Die Feinsilber-Jahresmedaille 2020, die anlässlich des 100-jährigen Jubiläums der touristischen Ersterschließung der Karstschauhöhle Heimkehle im Museum Alte Münze in Stolberg (Harz) geprägt wurde, kann im Online-Shop bestellt werden. Nur solange der Vorrat reicht.

Der Führungsweg ist barrierefrei. Bitte denken Sie auch in wärmeren Monaten an Jacke, lange Hose und geeignetes Schuhwerk: In der Höhle herrscht ganzjährig eine Durchschnittstemperatur von ca. 8 °C.
Aus Sicherheitsgründen dürfen Kinder unter drei Jahren die Schauhöhle nicht betreten.
Die Mitnahme von Hunden ist nicht gestattet.

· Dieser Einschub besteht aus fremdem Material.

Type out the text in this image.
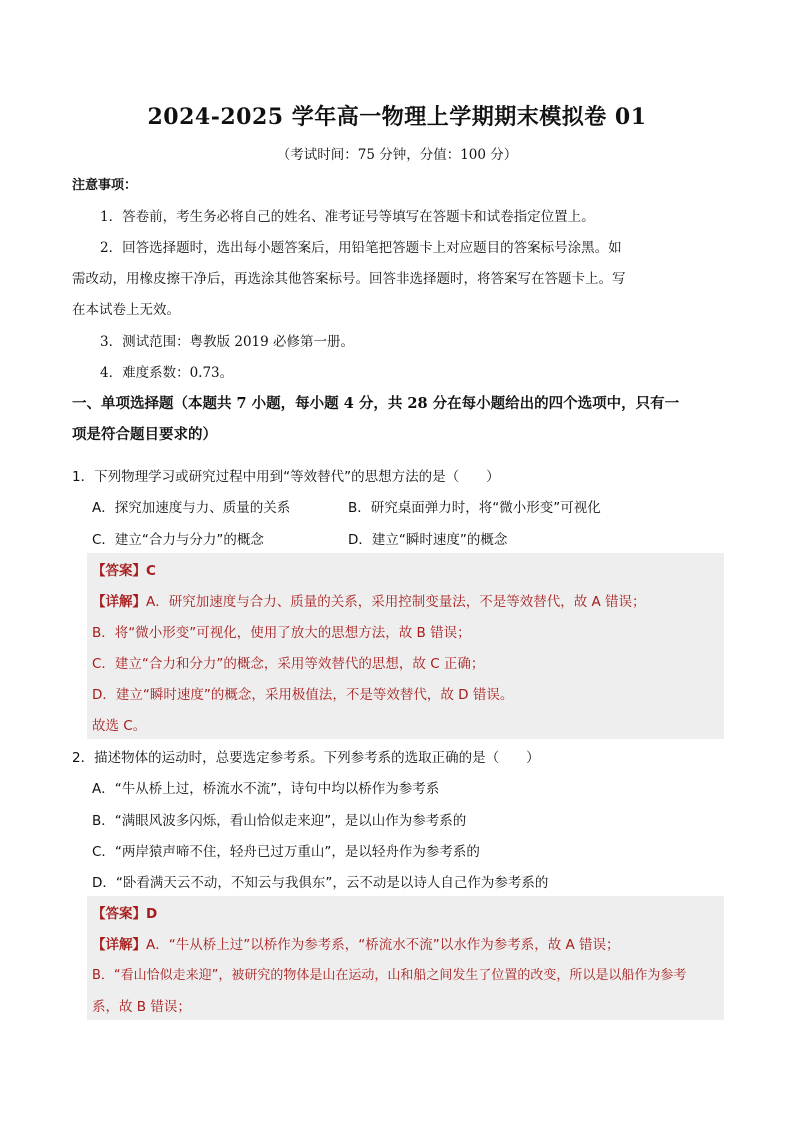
2024-2025 学年高一物理上学期期末模拟卷 01
（考试时间：75 分钟，分值：100 分）
注意事项：
1．答卷前，考生务必将自己的姓名、准考证号等填写在答题卡和试卷指定位置上。
2．回答选择题时，选出每小题答案后，用铅笔把答题卡上对应题目的答案标号涂黑。如
需改动，用橡皮擦干净后，再选涂其他答案标号。回答非选择题时，将答案写在答题卡上。写
在本试卷上无效。
3．测试范围：粤教版 2019 必修第一册。
4．难度系数：0.73。
一、单项选择题（本题共 7 小题，每小题 4 分，共 28 分在每小题给出的四个选项中，只有一
项是符合题目要求的）
1．下列物理学习或研究过程中用到“等效替代”的思想方法的是（　　）
A．探究加速度与力、质量的关系	B．研究桌面弹力时，将“微小形变”可视化
C．建立“合力与分力”的概念	D．建立“瞬时速度”的概念
【答案】C
【详解】A．研究加速度与合力、质量的关系，采用控制变量法，不是等效替代，故 A 错误；
B．将“微小形变”可视化，使用了放大的思想方法，故 B 错误；
C．建立“合力和分力”的概念，采用等效替代的思想，故 C 正确；
D．建立“瞬时速度”的概念，采用极值法，不是等效替代，故 D 错误。
故选 C。
2．描述物体的运动时，总要选定参考系。下列参考系的选取正确的是（　　）
A．“牛从桥上过，桥流水不流”，诗句中均以桥作为参考系
B．“满眼风波多闪烁，看山恰似走来迎”，是以山作为参考系的
C．“两岸猿声啼不住，轻舟已过万重山”，是以轻舟作为参考系的
D．“卧看满天云不动，不知云与我俱东”，云不动是以诗人自己作为参考系的
【答案】D
【详解】A．“牛从桥上过”以桥作为参考系，“桥流水不流”以水作为参考系，故 A 错误；
B．“看山恰似走来迎”，被研究的物体是山在运动，山和船之间发生了位置的改变，所以是以船作为参考
系，故 B 错误；
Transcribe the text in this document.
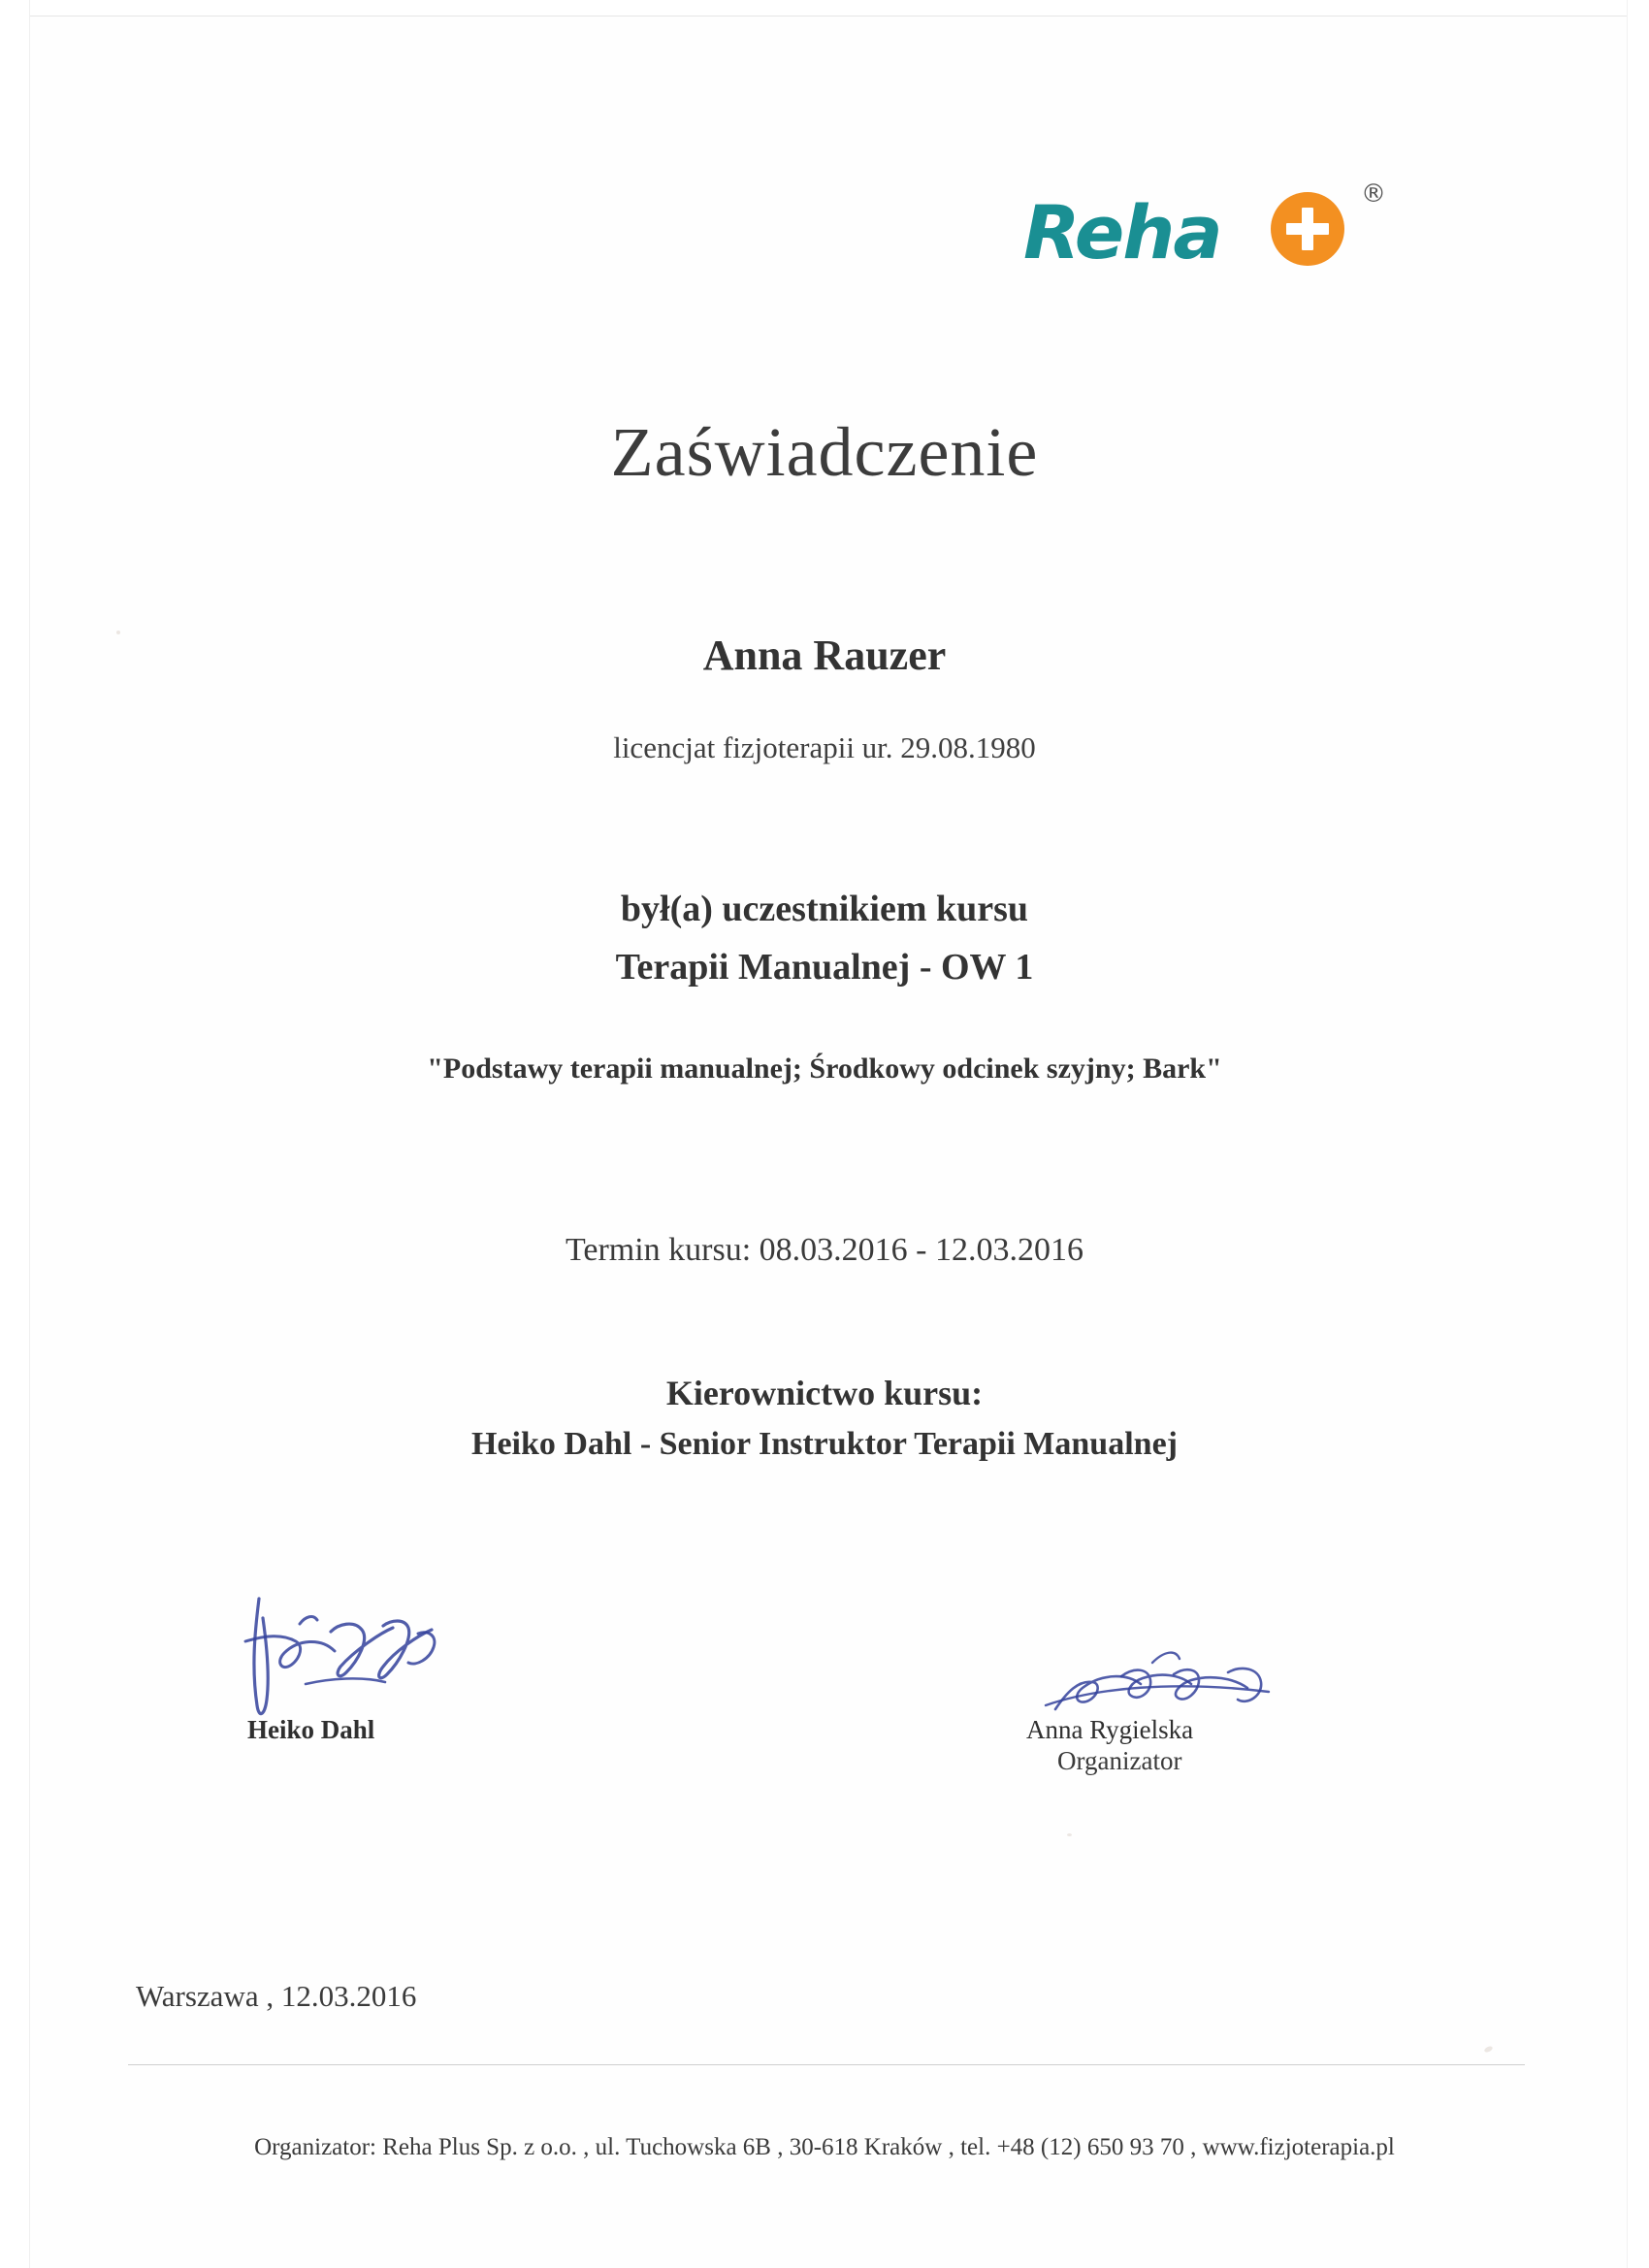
Reha	®
Zaświadczenie
Anna Rauzer
licencjat fizjoterapii ur. 29.08.1980
był(a) uczestnikiem kursu
Terapii Manualnej - OW 1
"Podstawy terapii manualnej; Środkowy odcinek szyjny; Bark"
Termin kursu: 08.03.2016 - 12.03.2016
Kierownictwo kursu:
Heiko Dahl - Senior Instruktor Terapii Manualnej
Heiko Dahl	Anna Rygielska
Organizator
Warszawa , 12.03.2016
Organizator: Reha Plus Sp. z o.o. , ul. Tuchowska 6B , 30-618 Kraków , tel. +48 (12) 650 93 70 , www.fizjoterapia.pl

Wandertipp: Die Karstschauhöhle Heimkehle liegt am Karstwanderweg. Im Waldgebiet unweit der Höhle finden Stempelwanderer der Harzer Wandernadel die Stempelstelle Nr. 215: Reesbergdoline.

Schauhöhle Heimkehle

Schauhöhle Heimkehle
An der Heimkehle 1
06536 Südharz | OT Uftrungen

(034653) 305

Öffnungszeiten

Di.-So. und Feiertage: 10:00-17:00 Uhr

Höhlenbesichtigungen beginnen um: 10:00, 12:00, 14:00 und 16:00 Uhr

Montags geschlossen

Eintritt

Erwachsener
5,50 €
Student
4,00 €
Kind (3-16 Jahre)
3,10 €
Erwachsener Gruppe (ab 20 Pers.) p. P.
5,00 €
Kind Gruppe (ab 10 Pers.) p. P.
2,80 €
Familie (2 Erw.+max. 4 Kinder)
17,00 €
Fotoerlaubnis
5,00 €

Corona-Info

Höhlenbesichtigungen werden wieder für bis zu 50 Personen durchgeführt. Eine Anmeldung ist nicht erforderlich. Kontaktdaten werden in einem Anwesenheitsnachweis erfasst. An der Kasse und in der Höhle ist ein medizinischer Mund-Nase-Schutz (OP-Maske) zu tragen.